PostNapisane: poniedziałek, 19 grudnia 2016, 13:53
przez posejdon
Kopeć malowany takim brudnym rozcieńczalnikiem kilkoma warstwami. Kolor czarny ale warto dać trochę popielatego czy brązowego. Najpierw na etapie preszejdingu i później po położeniu koloru.

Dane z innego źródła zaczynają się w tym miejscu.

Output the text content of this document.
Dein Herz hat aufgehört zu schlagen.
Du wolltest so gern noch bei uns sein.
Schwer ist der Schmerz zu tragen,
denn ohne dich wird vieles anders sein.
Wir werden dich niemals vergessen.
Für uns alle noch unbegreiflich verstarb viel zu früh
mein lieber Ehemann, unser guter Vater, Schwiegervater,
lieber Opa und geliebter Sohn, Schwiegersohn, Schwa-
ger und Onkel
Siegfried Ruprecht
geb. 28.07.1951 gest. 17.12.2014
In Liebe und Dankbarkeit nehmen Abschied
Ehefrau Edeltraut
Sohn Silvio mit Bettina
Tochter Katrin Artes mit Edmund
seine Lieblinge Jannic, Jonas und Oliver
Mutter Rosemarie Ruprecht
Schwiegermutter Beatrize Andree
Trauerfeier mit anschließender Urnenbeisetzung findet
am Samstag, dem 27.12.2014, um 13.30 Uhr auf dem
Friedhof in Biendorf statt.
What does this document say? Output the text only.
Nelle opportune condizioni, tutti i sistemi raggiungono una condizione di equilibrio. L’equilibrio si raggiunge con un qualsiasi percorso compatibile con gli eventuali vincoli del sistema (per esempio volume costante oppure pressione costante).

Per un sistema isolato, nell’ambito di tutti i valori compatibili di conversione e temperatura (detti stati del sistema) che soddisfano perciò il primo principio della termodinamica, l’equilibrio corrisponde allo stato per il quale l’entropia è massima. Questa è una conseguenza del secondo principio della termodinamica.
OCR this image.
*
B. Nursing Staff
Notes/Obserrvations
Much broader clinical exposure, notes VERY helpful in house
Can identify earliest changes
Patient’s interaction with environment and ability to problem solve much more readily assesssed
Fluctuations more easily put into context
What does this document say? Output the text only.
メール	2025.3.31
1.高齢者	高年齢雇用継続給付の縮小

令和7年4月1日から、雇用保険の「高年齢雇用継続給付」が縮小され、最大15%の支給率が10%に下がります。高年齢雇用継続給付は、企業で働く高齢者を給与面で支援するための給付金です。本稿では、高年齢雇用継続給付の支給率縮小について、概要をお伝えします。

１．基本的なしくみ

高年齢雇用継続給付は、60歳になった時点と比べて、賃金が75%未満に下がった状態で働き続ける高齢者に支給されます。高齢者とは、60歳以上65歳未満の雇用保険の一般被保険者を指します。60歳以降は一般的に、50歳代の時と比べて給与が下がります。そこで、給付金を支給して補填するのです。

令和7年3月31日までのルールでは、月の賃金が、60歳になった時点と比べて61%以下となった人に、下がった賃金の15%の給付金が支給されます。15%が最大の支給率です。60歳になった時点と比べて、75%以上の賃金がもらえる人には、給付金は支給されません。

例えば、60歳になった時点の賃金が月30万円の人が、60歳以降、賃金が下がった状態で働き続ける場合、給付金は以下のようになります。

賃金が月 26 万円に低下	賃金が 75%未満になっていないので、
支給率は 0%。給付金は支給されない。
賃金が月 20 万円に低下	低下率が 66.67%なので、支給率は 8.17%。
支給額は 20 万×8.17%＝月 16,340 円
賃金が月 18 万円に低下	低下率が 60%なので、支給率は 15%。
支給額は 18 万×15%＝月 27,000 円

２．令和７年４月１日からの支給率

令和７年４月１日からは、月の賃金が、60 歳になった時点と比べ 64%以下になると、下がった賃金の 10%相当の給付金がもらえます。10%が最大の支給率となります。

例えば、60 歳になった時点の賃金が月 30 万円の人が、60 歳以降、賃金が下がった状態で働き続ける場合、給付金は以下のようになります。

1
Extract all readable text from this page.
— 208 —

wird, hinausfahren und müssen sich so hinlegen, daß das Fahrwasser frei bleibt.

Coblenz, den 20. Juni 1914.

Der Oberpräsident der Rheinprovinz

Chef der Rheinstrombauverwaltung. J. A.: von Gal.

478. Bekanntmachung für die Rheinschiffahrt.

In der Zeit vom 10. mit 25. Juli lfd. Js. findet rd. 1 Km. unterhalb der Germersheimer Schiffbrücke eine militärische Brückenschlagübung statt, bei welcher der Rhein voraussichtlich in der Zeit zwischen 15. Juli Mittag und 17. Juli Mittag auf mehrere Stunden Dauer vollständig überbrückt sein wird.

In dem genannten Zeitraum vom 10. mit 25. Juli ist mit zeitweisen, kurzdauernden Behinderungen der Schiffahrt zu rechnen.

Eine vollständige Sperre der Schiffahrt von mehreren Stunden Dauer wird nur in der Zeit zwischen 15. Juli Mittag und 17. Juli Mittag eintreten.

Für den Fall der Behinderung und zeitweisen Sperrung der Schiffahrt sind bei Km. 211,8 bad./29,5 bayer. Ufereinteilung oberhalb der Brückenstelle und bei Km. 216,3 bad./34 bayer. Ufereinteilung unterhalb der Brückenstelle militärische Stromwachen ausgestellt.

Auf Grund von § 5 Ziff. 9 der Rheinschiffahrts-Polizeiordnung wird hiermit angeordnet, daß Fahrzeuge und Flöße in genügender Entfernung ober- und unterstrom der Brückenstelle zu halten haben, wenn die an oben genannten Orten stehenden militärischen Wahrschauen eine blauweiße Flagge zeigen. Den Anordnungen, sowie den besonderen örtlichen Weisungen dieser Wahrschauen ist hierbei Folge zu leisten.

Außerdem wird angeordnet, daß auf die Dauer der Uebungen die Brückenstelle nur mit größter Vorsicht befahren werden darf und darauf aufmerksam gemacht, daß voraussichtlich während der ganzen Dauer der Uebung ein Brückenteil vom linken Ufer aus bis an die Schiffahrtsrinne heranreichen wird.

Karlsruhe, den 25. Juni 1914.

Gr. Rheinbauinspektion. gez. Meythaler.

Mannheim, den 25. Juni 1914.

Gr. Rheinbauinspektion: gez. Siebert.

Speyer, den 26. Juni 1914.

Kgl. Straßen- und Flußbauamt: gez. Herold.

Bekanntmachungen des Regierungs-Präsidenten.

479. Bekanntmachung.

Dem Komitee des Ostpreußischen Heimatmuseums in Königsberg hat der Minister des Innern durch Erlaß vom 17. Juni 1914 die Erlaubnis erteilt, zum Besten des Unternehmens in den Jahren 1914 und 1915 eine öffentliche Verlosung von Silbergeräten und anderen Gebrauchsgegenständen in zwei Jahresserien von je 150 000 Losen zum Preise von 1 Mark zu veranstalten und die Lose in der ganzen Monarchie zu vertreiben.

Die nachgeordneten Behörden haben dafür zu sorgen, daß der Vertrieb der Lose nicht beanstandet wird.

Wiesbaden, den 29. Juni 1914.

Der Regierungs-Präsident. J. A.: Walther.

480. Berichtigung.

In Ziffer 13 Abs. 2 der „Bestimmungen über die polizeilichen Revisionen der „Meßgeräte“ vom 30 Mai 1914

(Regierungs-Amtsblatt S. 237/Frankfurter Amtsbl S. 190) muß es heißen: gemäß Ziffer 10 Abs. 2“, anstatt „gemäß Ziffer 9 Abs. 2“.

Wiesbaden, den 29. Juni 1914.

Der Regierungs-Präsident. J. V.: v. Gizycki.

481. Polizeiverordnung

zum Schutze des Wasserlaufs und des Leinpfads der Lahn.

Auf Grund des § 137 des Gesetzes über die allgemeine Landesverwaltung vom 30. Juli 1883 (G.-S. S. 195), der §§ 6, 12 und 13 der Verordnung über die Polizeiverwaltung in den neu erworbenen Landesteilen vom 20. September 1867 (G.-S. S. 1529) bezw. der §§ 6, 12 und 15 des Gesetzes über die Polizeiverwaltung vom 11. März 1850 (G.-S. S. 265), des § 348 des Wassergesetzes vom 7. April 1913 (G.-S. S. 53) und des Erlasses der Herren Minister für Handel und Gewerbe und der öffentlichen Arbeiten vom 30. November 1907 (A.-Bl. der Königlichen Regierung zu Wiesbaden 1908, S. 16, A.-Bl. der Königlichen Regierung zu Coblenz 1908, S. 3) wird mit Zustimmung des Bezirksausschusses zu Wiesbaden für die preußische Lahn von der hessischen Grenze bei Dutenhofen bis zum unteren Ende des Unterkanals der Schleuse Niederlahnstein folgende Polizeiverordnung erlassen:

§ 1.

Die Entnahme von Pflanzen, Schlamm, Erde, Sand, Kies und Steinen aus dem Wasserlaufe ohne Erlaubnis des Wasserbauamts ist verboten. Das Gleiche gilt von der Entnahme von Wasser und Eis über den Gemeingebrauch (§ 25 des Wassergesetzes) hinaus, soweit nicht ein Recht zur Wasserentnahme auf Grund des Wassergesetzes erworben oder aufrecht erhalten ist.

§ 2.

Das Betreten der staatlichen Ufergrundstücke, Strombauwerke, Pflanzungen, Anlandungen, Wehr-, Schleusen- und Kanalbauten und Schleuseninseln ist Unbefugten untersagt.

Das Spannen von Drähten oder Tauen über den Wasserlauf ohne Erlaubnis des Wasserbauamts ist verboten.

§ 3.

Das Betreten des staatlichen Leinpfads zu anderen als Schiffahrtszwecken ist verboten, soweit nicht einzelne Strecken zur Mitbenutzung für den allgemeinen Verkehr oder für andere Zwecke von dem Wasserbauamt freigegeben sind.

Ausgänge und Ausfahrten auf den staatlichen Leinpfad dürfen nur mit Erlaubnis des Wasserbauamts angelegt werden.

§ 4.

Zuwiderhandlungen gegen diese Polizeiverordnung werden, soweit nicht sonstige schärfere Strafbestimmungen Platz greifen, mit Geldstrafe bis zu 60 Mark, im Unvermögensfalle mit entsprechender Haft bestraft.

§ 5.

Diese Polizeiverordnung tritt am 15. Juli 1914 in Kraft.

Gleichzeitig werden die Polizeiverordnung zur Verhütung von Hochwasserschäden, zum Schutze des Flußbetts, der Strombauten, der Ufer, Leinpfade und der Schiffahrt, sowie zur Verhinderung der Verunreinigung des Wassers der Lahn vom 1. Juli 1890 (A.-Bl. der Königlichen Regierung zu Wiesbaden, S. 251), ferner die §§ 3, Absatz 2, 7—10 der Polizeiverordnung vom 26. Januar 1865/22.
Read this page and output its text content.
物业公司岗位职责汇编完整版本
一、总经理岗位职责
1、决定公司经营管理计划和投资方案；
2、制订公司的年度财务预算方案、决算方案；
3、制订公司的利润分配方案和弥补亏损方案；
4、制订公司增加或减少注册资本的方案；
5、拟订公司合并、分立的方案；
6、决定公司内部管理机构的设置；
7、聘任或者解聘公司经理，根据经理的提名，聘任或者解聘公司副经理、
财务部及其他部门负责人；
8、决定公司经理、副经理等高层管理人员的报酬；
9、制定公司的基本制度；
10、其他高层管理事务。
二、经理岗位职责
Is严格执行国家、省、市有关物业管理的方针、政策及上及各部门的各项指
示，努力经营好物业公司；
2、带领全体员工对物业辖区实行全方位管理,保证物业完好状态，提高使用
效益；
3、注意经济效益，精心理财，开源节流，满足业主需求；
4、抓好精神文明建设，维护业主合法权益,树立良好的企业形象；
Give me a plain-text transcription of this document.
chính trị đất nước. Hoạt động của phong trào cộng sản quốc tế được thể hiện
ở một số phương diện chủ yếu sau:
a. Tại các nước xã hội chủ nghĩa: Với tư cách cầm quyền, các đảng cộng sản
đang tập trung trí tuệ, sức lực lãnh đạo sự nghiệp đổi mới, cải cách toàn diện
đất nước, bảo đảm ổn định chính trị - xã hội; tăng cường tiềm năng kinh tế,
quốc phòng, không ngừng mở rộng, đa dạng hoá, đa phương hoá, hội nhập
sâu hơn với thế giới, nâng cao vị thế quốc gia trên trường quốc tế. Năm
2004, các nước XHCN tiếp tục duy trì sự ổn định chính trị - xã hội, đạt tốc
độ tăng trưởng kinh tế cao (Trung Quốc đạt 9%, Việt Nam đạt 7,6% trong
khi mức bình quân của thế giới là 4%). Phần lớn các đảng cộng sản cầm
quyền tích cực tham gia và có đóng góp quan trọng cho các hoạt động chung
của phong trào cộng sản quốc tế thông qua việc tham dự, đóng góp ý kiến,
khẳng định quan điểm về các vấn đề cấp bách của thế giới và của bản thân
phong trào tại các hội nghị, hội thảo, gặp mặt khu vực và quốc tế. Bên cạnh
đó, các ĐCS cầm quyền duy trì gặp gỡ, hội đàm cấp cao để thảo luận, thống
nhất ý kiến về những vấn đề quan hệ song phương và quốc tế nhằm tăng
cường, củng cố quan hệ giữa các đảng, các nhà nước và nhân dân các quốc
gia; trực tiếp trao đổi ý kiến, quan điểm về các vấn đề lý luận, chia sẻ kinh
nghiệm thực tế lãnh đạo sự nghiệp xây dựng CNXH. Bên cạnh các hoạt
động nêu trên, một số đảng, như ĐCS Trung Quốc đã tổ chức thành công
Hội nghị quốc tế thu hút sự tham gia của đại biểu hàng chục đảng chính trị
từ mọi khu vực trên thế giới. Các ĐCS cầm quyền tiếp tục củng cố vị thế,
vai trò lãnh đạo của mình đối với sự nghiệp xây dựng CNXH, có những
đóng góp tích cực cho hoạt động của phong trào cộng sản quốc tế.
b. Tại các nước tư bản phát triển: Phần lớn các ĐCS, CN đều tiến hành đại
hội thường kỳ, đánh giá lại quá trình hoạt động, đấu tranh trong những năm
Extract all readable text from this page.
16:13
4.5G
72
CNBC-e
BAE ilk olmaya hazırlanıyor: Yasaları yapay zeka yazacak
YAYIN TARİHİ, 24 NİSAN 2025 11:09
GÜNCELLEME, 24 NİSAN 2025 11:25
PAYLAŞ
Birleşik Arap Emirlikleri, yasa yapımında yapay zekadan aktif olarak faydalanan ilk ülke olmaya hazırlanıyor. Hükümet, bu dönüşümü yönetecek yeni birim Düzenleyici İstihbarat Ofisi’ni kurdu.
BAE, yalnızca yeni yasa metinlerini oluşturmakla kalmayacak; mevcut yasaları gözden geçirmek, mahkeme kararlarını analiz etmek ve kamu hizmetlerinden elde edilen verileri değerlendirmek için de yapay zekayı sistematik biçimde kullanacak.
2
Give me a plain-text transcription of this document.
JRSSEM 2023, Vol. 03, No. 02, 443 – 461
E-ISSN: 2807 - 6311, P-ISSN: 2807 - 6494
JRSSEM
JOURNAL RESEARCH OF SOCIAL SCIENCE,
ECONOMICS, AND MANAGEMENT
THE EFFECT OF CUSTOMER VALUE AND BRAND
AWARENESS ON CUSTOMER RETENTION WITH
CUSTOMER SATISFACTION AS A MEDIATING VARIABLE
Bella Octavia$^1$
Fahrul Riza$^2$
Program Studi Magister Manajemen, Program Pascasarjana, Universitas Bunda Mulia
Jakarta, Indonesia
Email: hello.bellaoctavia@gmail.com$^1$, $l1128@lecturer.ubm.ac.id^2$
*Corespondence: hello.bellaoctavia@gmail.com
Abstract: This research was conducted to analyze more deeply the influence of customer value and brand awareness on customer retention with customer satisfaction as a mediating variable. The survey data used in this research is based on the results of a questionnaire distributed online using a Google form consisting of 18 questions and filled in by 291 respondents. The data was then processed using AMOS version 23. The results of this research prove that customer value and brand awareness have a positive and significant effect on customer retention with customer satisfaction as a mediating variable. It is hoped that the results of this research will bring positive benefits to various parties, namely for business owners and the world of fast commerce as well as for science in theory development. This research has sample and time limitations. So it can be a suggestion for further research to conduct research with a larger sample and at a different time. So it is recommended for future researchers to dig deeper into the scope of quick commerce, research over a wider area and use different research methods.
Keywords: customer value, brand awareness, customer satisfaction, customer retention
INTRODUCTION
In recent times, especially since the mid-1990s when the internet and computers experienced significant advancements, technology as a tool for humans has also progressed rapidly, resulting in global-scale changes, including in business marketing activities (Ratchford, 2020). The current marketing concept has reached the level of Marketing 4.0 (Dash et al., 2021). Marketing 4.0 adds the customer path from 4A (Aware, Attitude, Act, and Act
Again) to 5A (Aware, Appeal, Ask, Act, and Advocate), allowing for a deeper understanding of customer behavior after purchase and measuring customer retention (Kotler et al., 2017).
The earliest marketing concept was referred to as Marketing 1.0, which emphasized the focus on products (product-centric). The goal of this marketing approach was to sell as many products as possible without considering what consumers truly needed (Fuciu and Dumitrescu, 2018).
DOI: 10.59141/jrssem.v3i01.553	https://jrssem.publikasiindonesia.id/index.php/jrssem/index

Słabo wyszło.

A specyfik to jedyny jaki mam - Engine Oil Miga. Żadnych innych olejów nie ma, jedynie zapuszczone linie.

Re: Fairey Firefly F.I, Special Hobby, 1/48

PostNapisane: poniedziałek, 19 grudnia 2016, 15:19
przez Aleksander
posejdon napisał(a):jak już stanie na własnych kołach to wygląda niczego sobie i nawet przypomina oryginał.

Rzekłbym, że bardzo przypomina i wygląda super - jak na te boje, które z nim stoczyłeś, to ogólnie jest bardzo dobrze!

Re: Fairey Firefly F.I, Special Hobby, 1/48

PostNapisane: poniedziałek, 19 grudnia 2016, 16:45
przez PawelG.
Ten też bardzo mi się podoba, a spód najbardziej :!:

Re: Fairey Firefly F.I, Special Hobby, 1/48

PostNapisane: poniedziałek, 19 grudnia 2016, 21:43
przez Murek
Ładny model brzydala :D

Re: Fairey Firefly F.I, Special Hobby, 1/48

PostNapisane: środa, 21 grudnia 2016, 23:24
przez posejdon
Dzięki za pozytywny odbiór :) .

PawelG. napisał(a):Ten też bardzo mi się podoba, a spód najbardziej :!:

Zastosowałem tutaj modną ostatnio metodę zwaną blakbejzing. Pierwszy i ostatni raz w życiu. Efekt może i fajny ale nie na moją cierpliwość. Dwa dni to malowałem :P. Na jutubie wyglądało łatwiej. Raczej pozostanę przy klasycznych szejdingach i innych bazgrołach.